Burada özellikle etnik ve dini çeşitlilik açısından zengin olan Kerkük’ün petrol noktasındaki zenginliği de onu paylaşılmaz hale getiriyor. Çünkü bugün Irak petrollerinin yüzde 25’i ve üretiminin de yüzde 40’ı Kerkük’te gerçekleştiriliyor. Öyle ki 2000 – 2001 yıllarında Irak’ta üretilen 2,5 milyon varil petrolün 1 milyon varili Kerkük’te çıkarılmıştır. Tabii Kerkük’ün petrolünü özel kılan nokta, diğer bölgelerde çıkarılan petrolün maliyetinin varil başına 15 dolar olmasına karşın Kerkük’te bunun sadece 1,5 dolar olmasıdır.

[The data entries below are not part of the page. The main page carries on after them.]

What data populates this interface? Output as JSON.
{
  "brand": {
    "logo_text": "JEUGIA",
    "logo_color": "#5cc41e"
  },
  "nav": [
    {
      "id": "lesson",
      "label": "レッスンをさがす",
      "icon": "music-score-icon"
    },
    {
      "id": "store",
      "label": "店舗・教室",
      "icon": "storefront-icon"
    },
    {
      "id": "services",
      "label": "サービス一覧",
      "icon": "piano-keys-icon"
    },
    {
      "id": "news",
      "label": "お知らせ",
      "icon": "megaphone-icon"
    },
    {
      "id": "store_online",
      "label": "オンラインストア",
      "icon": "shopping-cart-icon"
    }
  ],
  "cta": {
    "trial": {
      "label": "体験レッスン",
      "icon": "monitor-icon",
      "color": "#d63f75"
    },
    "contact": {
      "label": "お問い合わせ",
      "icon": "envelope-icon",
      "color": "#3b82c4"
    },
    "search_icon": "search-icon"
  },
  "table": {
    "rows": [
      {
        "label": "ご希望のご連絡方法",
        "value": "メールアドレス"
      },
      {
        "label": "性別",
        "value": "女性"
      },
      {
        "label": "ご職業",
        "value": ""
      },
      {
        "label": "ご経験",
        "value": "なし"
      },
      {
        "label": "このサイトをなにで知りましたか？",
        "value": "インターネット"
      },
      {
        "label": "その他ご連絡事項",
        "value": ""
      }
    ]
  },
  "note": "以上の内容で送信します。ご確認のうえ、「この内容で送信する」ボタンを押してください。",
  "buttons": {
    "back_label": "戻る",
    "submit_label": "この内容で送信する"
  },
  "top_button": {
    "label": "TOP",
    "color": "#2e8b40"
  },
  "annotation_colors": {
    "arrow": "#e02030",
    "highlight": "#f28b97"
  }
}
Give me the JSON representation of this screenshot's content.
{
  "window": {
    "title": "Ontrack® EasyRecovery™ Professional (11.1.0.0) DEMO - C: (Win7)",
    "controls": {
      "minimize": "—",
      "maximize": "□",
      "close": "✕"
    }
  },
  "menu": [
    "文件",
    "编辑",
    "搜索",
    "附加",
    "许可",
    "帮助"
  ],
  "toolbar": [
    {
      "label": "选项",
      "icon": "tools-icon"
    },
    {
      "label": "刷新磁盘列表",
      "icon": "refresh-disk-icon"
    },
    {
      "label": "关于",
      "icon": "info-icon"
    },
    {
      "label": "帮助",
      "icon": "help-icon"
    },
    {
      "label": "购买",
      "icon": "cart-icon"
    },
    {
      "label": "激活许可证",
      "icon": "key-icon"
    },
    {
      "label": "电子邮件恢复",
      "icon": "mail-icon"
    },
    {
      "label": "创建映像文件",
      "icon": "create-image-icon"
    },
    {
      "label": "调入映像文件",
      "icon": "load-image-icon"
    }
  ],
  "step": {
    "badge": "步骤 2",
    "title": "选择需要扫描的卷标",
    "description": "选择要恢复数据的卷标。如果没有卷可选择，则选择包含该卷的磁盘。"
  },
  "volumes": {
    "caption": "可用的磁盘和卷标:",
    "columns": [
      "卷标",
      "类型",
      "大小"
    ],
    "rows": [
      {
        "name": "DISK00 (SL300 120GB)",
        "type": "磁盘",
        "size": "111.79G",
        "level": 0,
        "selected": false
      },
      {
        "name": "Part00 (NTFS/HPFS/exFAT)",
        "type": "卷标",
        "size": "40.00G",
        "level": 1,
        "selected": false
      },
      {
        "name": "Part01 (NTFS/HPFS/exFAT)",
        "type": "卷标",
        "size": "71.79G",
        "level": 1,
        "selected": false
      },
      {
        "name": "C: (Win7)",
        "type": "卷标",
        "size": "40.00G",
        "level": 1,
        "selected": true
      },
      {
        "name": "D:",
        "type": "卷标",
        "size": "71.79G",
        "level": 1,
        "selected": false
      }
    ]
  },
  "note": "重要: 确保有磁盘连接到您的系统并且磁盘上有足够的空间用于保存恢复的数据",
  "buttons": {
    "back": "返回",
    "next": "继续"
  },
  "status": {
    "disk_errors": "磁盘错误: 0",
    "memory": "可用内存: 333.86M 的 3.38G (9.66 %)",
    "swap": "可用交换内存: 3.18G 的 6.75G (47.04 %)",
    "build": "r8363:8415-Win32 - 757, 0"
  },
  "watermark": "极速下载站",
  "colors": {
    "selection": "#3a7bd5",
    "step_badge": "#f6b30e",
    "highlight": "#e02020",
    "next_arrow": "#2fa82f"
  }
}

Bu sebeple de Kerkük, maliyeti en düşük ama kalitesi en yüksek petrol bölgesi olarak ifade edilmektedir.
Tabii uzun yıllar Baas rejimi tarafından Araplaştırma politikası kapsamında Kürtler Kerkük’ten farklı bölgelere göç ettirildi. Baas rejiminin yıkılmasıyla Kürtler, topraklarına ve evlerine dönmeye başladılar. Türkmenler de yine benzer süreci yaşadılar. En son 2005 yılında yapılan yerel seçimlerde Kerkük İl Meclisi’nde Kürtler 26, Türkmenler 9 ve Araplar da 6 sandalye elde ettiler. Bunun yanında Irak Anayasası’nın Kerkük’le ilgili öngördüğü süreç de işletilmedi.
2005 yılında kabul edilen Irak Anayasası’nın 140’ıncı maddesi Kerkük’te normalleşmenin sağlanmasını, nüfus sayımının yapılmasını ve referanduma gidilmesini öngörüyordu. Buna göre Kerkük’ün IKB’ye bağlanacağına kesin gözüyle bakan tarafların tavrı nedeniyle bugüne kadar bir çözüm üretilemedi. Çünkü 2014 yılında yapılan Irak Parlamentosu seçimlerinde de Celal Talabani’nin partisi KYB 209 bin oyla altı vekil, Mesut Barzani’nin KDP’si 63 bin oyla iki vekil, Kerkük Türkmen Cephesi 70 bin oyla iki vekil ve Araplar da iki vekil çıkarmıştı.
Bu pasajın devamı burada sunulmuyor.